1. A cliché rule of thumb… plan ahead!
Find 3-5 meals you want to make and write the ingredients down. This should only take about 15 minutes – don’t overthink it. This prevents waste, helps you choose foods that work well together, and gives you specifics to look for at the store.
2. Organize your grocery list for maximum efficiency.
Categorize all foods into the store section location (i.e. eggs, milk & yogurt go under dairy, but bananas, spinach & potatoes go under produce). If you frequent a grocery store, then you probably have the layout memorized. Write your grocery list in order of the sections you walk through. Maybe you hit produce first, then go to dairy, meat, then freezer section, etc. This prevents wasting time doing laps around the store to search for items you forgot the first time around. Try downloading a grocery list organizer!

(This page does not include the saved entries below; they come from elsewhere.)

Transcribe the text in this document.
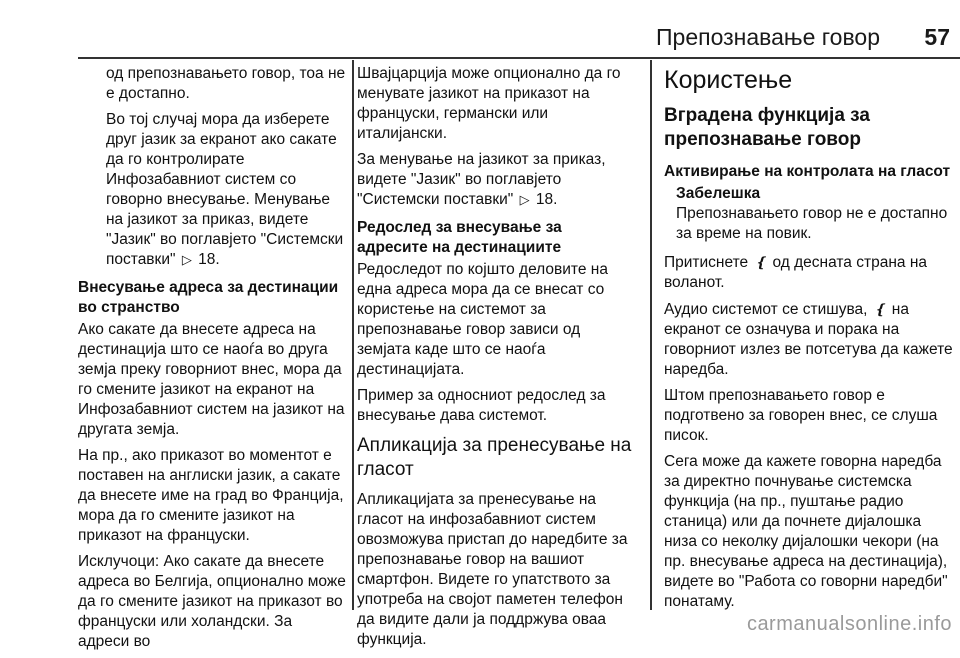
Препознавање говор 57

од препознавањето говор, тоа не е достапно.

Во тој случај мора да изберете друг јазик за екранот ако сакате да го контролирате Инфозабавниот систем со говорно внесување. Менување на јазикот за приказ, видете "Јазик" во поглавјето "Системски поставки" ▷ 18.

Внесување адреса за дестинации во странство

Ако сакате да внесете адреса на дестинација што се наоѓа во друга земја преку говорниот внес, мора да го смените јазикот на екранот на Инфозабавниот систем на јазикот на другата земја.

На пр., ако приказот во моментот е поставен на англиски јазик, а сакате да внесете име на град во Франција, мора да го смените јазикот на приказот на француски.

Исклучоци: Ако сакате да внесете адреса во Белгија, опционално може да го смените јазикот на приказот во француски или холандски. За адреси во

Швајцарција може опционално да го менувате јазикот на приказот на француски, германски или италијански.

За менување на јазикот за приказ, видете "Јазик" во поглавјето "Системски поставки" ▷ 18.

Редослед за внесување за адресите на дестинациите

Редоследот по којшто деловите на една адреса мора да се внесат со користење на системот за препознавање говор зависи од земјата каде што се наоѓа дестинацијата.

Пример за односниот редослед за внесување дава системот.

Апликација за пренесување на гласот

Апликацијата за пренесување на гласот на инфозабавниот систем овозможува пристап до наредбите за препознавање говор на вашиот смартфон. Видете го упатството за употреба на својот паметен телефон да видите дали ја поддржува оваа функција.

Користење
Вградена функција за препознавање говор
Активирање на контролата на гласот
Забелешка
Препознавањето говор не е достапно за време на повик.

Притиснете ❴ од десната страна на воланот.

Аудио системот се стишува, ❴ на екранот се означува и порака на говорниот излез ве потсетува да кажете наредба.

Штом препознавањето говор е подготвено за говорен внес, се слуша писок.

Сега може да кажете говорна наредба за директно почнување системска функција (на пр., пуштање радио станица) или да почнете дијалошка низа со неколку дијалошки чекори (на пр. внесување адреса на дестинација), видете во "Работа со говорни наредби" понатаму.

carmanualsonline.info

3. Get really comfortable with the clean fifteen, dirty dozen.
The BEST way to ensure quality without breaking the bank. Many people feel they need to buy organic everything and that’s truly not the case. You can save money by only buying the dirty dozen organic. See an updated list here https://www.ewg.org/foodnews/clean-fifteen.php and check out our blog on this topic (insert Kristen S. blog on clean 15/dirty doz here)
4. Choose from the back.
When choosing food items, reach and grab the farthest item possible. The items with the closest expiration date are in front. While no magic fix, this can keep some foods fresh longer.
5. Buy in bulk.
Foods with a longer shelf life will save money in the long run if you buy in bulk. Things like rice, potatoes, oatmeal and apples can last awhile, but if you buy too many bananas you’ll be throwing some away at the end of the week.
6. Check the cost/oz on the price tags!
Bigger is better for foods that your family eats large amounts of. The example below shows a 50% reduction in cost/oz when you buy the larger tub. If you bought five of the small containers, you’d spend $3.60 cents for 30 oz, rather than $1.62 for the 32 oz container. Beware: don’t just choose the largest tub overall, make sure to compare cost/oz between different brands.